Article ID: | iaor2001324 |
Country: | United States |
Volume: | 46 |
Issue: | 3 |
Start Page Number: | 348 |
End Page Number: | 362 |
Publication Date: | Mar 2000 |
Journal: | Management Science |
Authors: | Krishna Aradhna, Dhar Sanjay K., Zhang Z. John |
Keywords: | marketing |
We examine the key factors that influence a firm's decision whether to use front-loaded or rear-loaded incentives. When using price packs, direct mail coupons, free standing insert coupons or peel-off coupons, consumers obtain an immediate benefit upon purchase, or a front-loaded incentive. However, when buying products with in-pack coupons or products affiliated with loyalty programs, promotion incentives are obtained on the next purchase occasion or later, i.e., a rear-loaded incentive. Our analysis shows that the innate choice process of consumers in a market (variety-seeking or inertia) is an important determinant of the relative impact of front-loaded and rear-loaded promotions. While in both variety-seeking and inertial markets, the sales impact and the sales on discount are higher for front-loaded promotions than for rear-loaded promotions, from a profitability perspective, rear-loaded promotions may be better than front-loaded promotions.
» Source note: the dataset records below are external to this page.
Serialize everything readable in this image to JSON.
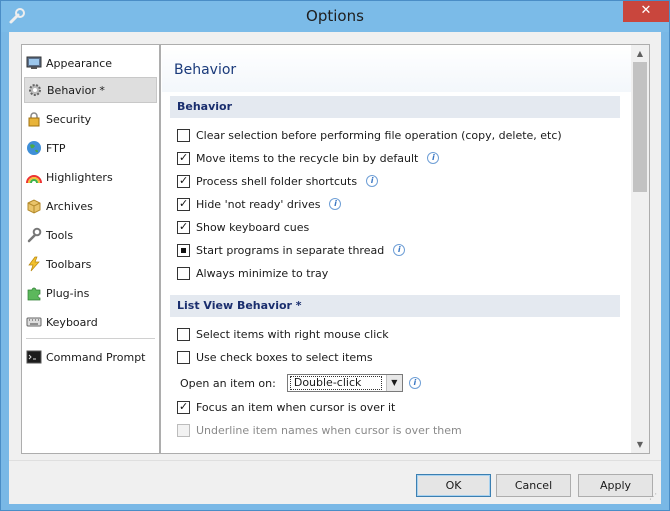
{
  "window": {
    "title": "Options",
    "close_label": "✕"
  },
  "nav": {
    "items": [
      {
        "label": "Appearance",
        "icon": "monitor-icon"
      },
      {
        "label": "Behavior *",
        "icon": "gears-icon",
        "selected": true
      },
      {
        "label": "Security",
        "icon": "lock-icon"
      },
      {
        "label": "FTP",
        "icon": "globe-icon"
      },
      {
        "label": "Highlighters",
        "icon": "rainbow-icon"
      },
      {
        "label": "Archives",
        "icon": "box-icon"
      },
      {
        "label": "Tools",
        "icon": "wrench-icon"
      },
      {
        "label": "Toolbars",
        "icon": "lightning-icon"
      },
      {
        "label": "Plug-ins",
        "icon": "puzzle-icon"
      },
      {
        "label": "Keyboard",
        "icon": "keyboard-icon"
      }
    ],
    "extra_item": {
      "label": "Command Prompt",
      "icon": "console-icon"
    }
  },
  "content": {
    "page_title": "Behavior",
    "behavior_section": {
      "header": "Behavior",
      "options": [
        {
          "label": "Clear selection before performing file operation (copy, delete, etc)",
          "state": "unchecked",
          "info": false
        },
        {
          "label": "Move items to the recycle bin by default",
          "state": "checked",
          "info": true
        },
        {
          "label": "Process shell folder shortcuts",
          "state": "checked",
          "info": true
        },
        {
          "label": "Hide 'not ready' drives",
          "state": "checked",
          "info": true
        },
        {
          "label": "Show keyboard cues",
          "state": "checked",
          "info": false
        },
        {
          "label": "Start programs in separate thread",
          "state": "indeterminate",
          "info": true
        },
        {
          "label": "Always minimize to tray",
          "state": "unchecked",
          "info": false
        }
      ]
    },
    "listview_section": {
      "header": "List View Behavior *",
      "options_top": [
        {
          "label": "Select items with right mouse click",
          "state": "unchecked"
        },
        {
          "label": "Use check boxes to select items",
          "state": "unchecked"
        }
      ],
      "open_item": {
        "label": "Open an item on:",
        "value": "Double-click"
      },
      "options_bottom": [
        {
          "label": "Focus an item when cursor is over it",
          "state": "checked",
          "disabled": false
        },
        {
          "label": "Underline item names when cursor is over them",
          "state": "unchecked",
          "disabled": true
        }
      ]
    }
  },
  "buttons": {
    "ok": "OK",
    "cancel": "Cancel",
    "apply": "Apply"
  },
  "colors": {
    "titlebar": "#7bbbe8",
    "close": "#c9463d",
    "section_header": "#e4e9f0",
    "title_text": "#1a3a7a"
  }
}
We show that in markets with high variety-seeking it is more profitable for a firm to rear-load, and in markets with high inertia it is more profitable to front-load. Model implications are verified using two empirical studies: (a) a longitudinal experiment (simulating markets with variety-seeking consumers and inertial consumers) and (b) market data on promotion usage. The data in both studies are consistent with the model predictions.